Bus Life

The tour bus grunts away from home with six musical cretins and enough instruments and gear in the belly to start a revolution…baggage of every metaphorical ilk is onboard, along with food and emerging hierarchies as I familiarize myself with the band. I’ve stowed my stuff and food without running afowl of any turf wars, heard the inevitable “rule number one on the bus” speech…a tenet with which all musicians are familiar and the violation of which, as of this writing, I believe myself to be the solitary remaining one who’s innocent. I’m the new guy; for the others this bus is a long-standing second home, where they spend more time than they do with their families. They all drive, they all have good familiarity with The Machine and they’re a solid team.

And they know how to put in the miles; it’s late Tuesday afternoon as we pull away from Ontario, CA…the first gig of this tour is in New York on Friday.

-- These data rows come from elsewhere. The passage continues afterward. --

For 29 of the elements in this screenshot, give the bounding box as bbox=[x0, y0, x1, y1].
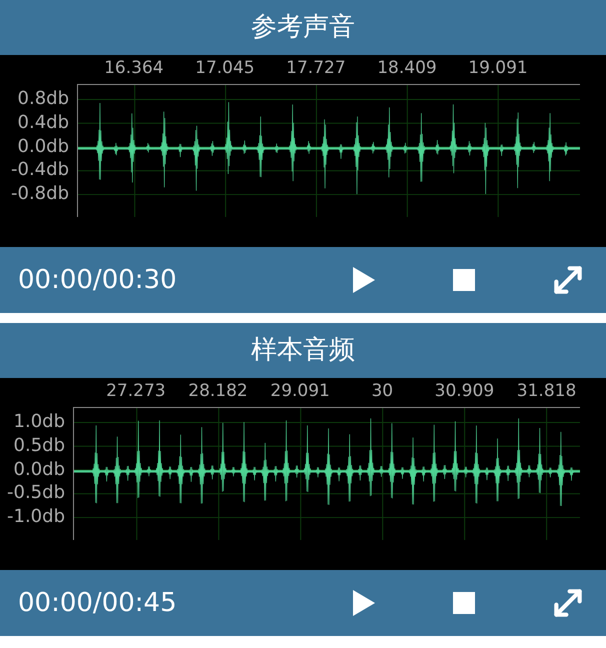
panel-title: 参考声音 bbox=[251, 11, 355, 44]
y-axis-label: -0.8db bbox=[11, 185, 69, 204]
y-axis-label: 1.0db bbox=[14, 412, 65, 431]
stop-icon bbox=[453, 269, 475, 291]
x-axis-label: 30 bbox=[371, 380, 394, 403]
y-axis-label: 0.0db bbox=[18, 138, 69, 156]
x-axis-label: 28.182 bbox=[188, 380, 248, 403]
panel-title: 样本音频 bbox=[251, 334, 355, 367]
y-axis-label: 0.5db bbox=[14, 436, 65, 455]
play-icon bbox=[353, 267, 375, 293]
play-icon bbox=[353, 590, 375, 616]
y-axis-label: 0.0db bbox=[14, 460, 65, 478]
y-axis-label: -0.5db bbox=[7, 484, 65, 502]
x-axis-label: 17.727 bbox=[286, 57, 346, 80]
x-axis-label: 17.045 bbox=[195, 57, 255, 80]
y-axis-label: -0.4db bbox=[11, 161, 69, 180]
y-axis-label: -1.0db bbox=[7, 508, 65, 526]
y-axis-label: 0.4db bbox=[18, 114, 69, 132]
time-display: 00:00/00:30 bbox=[18, 264, 178, 296]
x-axis-label: 16.364 bbox=[104, 57, 164, 80]
x-axis-label: 27.273 bbox=[106, 380, 166, 403]
x-axis-label: 29.091 bbox=[270, 380, 330, 403]
time-display: 00:00/00:45 bbox=[18, 586, 178, 620]
x-axis-label: 30.909 bbox=[434, 380, 494, 403]
stop-icon bbox=[453, 592, 475, 614]
x-axis-label: 18.409 bbox=[377, 57, 437, 80]
y-axis-label: 0.8db bbox=[18, 90, 69, 108]
x-axis-label: 19.091 bbox=[468, 57, 528, 80]
x-axis-label: 31.818 bbox=[516, 380, 576, 403]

Cali, Nevada, Arizona and Utah all blur by outside as The Machine is kept going while we all take breaks, relieving ourselves, eating, stretching, napping, switching drivers every four hours. We pull off somewhere and nap a few hours in the middle of the night, but the generator’s drone is vibrating my dental work loose…in the morning, I’m halfway to the zombie state I expect to achieve by Friday, but Wyoming and transfixing views spilling by through the picture windows does a lot to restore my energy. Then Nebraska and a splendid nighttime fireworks show from Ma Nature as we power through a large band of tornado-wielding super cells…then Iowa, Illinois, Indiana, Ohio…I’m experiencing what marathoners and other endurance athletes call relentless forward motion, except I’m not burning a single calorie. I’m sitting on my butt for durations that can only be described as injurious.

Preparing coffee, tea or food on board is a fine dance that breaks the monotony, requiring a mix of balance, dexterity, invention and prescience for what the road is about to do…the floor and the walls are alive at all times.
The coffins are 22 inches tall and cleverly disguised as bunks, but I know better. Surprisingly, I discover that I not only fit, but that it’s pretty comfortable in there. By the second week, I’ve switched coffins with the drummer so I’m not over the generator…hey presto, I’m sleeping on the bus. I’m getting sucked into The Machine…there is a tangible feeling of assimilation.

The Machine does its part in The Greater Mechanism, the band and everyone in it doing theirs, along with agents, venue staff and fans. A piston goes down, sucking in fuel, I play the right note at the right time, the soundman moves a fader, a phone rings and another gig gets booked over a year away. The Greater Mechanism has been built over 20 years by the band members who own it; it’s now a perpetual dance feeding its own perpetuity…pistons, gears, wheels…phone calls, notes, load in, soundcheck, eating…all components moving in precise accordance with their scheduled roles, propelling us all into the future on time, laying down a highway paved with bookings so that The Machine doesn’t run out of road. Valves in the engine, valves in our amps, valves in our hearts. We feed and obey The Machine; it feeds and obeys us. The Machine and The Greater Mechanism will continue their reel together across the American dance floor with all due diligence and obedience until the wrong valve inevitably fails; in the meantime, now and then, a component asking who the hell shat on the bus.